There is also concern that the draft legislation confuses, if not inverts the criminal burden of proof. One of our justice system’s long-standing principles is that an accused is innocent until proven guilty and has no obligation to lead evidence to prove that innocence. Reasonable belief is an element of the offence, not a defence, and would traditionally be a matter for the prosecution to establish. This has implications for an accused’s right to a fair trial.
Another legitimate question is whether it is truly appropriate, putting aside the goals of the legislation, to try to improve sexual behaviour through increased criminalisation. Experience dictates that this kind of nuanced change in the law tends to criminalise individuals with low legal literacy or young people who are sexually inexperienced, the implications of which can be incredibly serious.
The general deterrent effect of a law extends only as far as the public’s knowledge of it, which is why using legislation to change social standards can be problematic. This is especially the case where law reform also stifles the ability of the court to recognise nuance, such as in the case of mandatory sentencing.
It’s important to note that alongside its recommendation for law reform, the VLRC report equally recommended wide consultation and broad community education and programs to support any changes.

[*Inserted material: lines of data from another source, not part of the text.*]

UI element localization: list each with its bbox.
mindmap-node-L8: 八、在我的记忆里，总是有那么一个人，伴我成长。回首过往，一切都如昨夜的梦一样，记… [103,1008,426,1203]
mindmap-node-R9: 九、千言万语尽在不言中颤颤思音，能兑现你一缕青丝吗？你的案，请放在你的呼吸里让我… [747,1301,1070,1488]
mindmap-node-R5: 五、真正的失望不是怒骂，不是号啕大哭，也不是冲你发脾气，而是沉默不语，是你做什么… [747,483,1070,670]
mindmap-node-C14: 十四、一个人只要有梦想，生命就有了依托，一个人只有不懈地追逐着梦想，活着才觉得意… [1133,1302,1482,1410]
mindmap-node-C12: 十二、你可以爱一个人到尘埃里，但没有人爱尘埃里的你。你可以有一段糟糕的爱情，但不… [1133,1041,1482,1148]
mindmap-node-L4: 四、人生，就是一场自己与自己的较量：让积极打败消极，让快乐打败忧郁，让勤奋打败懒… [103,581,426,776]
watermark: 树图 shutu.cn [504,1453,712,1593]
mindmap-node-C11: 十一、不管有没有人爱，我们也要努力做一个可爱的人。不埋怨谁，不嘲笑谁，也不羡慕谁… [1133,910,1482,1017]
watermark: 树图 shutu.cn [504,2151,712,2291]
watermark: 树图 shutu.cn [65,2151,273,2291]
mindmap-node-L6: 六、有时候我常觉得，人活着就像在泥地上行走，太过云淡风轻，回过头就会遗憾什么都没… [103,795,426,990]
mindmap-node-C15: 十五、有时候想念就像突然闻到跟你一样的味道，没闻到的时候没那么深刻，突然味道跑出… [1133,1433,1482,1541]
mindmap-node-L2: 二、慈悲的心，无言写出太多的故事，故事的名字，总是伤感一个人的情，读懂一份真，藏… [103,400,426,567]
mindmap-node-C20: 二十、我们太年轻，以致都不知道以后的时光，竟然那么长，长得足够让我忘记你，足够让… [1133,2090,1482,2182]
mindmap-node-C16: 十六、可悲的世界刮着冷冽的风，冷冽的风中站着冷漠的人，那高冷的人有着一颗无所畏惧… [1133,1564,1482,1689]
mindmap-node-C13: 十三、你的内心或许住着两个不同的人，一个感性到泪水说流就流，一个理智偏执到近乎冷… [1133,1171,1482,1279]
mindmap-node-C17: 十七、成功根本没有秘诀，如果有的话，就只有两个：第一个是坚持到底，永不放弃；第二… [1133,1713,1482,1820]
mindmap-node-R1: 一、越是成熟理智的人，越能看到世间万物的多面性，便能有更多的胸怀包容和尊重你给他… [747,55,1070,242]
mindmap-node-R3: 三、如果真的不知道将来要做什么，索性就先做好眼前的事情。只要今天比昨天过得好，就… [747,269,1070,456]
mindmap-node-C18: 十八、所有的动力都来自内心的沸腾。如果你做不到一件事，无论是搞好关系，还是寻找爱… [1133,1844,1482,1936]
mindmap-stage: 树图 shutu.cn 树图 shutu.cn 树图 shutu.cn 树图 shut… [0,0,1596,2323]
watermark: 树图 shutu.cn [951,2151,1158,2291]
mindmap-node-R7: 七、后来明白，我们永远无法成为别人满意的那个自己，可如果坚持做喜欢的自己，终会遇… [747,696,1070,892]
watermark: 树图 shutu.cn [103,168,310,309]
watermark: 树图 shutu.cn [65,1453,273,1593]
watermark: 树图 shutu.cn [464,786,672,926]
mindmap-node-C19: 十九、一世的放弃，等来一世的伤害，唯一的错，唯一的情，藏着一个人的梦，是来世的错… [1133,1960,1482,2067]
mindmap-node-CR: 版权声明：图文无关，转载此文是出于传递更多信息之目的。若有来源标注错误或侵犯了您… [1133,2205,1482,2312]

Without a robust educational campaign to reinforce the change in legislation, a new consent model will do nothing to reduce the number of offences committed, but it will certainly clog up the court system with new offenders. It is hoped that the new model might create an incentive for greater engagement with and investment in education around consent.
 Rachael Burgin and Asher Flynn, ‘Women’s Behaviour as Implied Consent: Male “Reasonableness” in Australian Rape Law’ (2021) 21(3) Criminology & Criminal Justice 334, 335.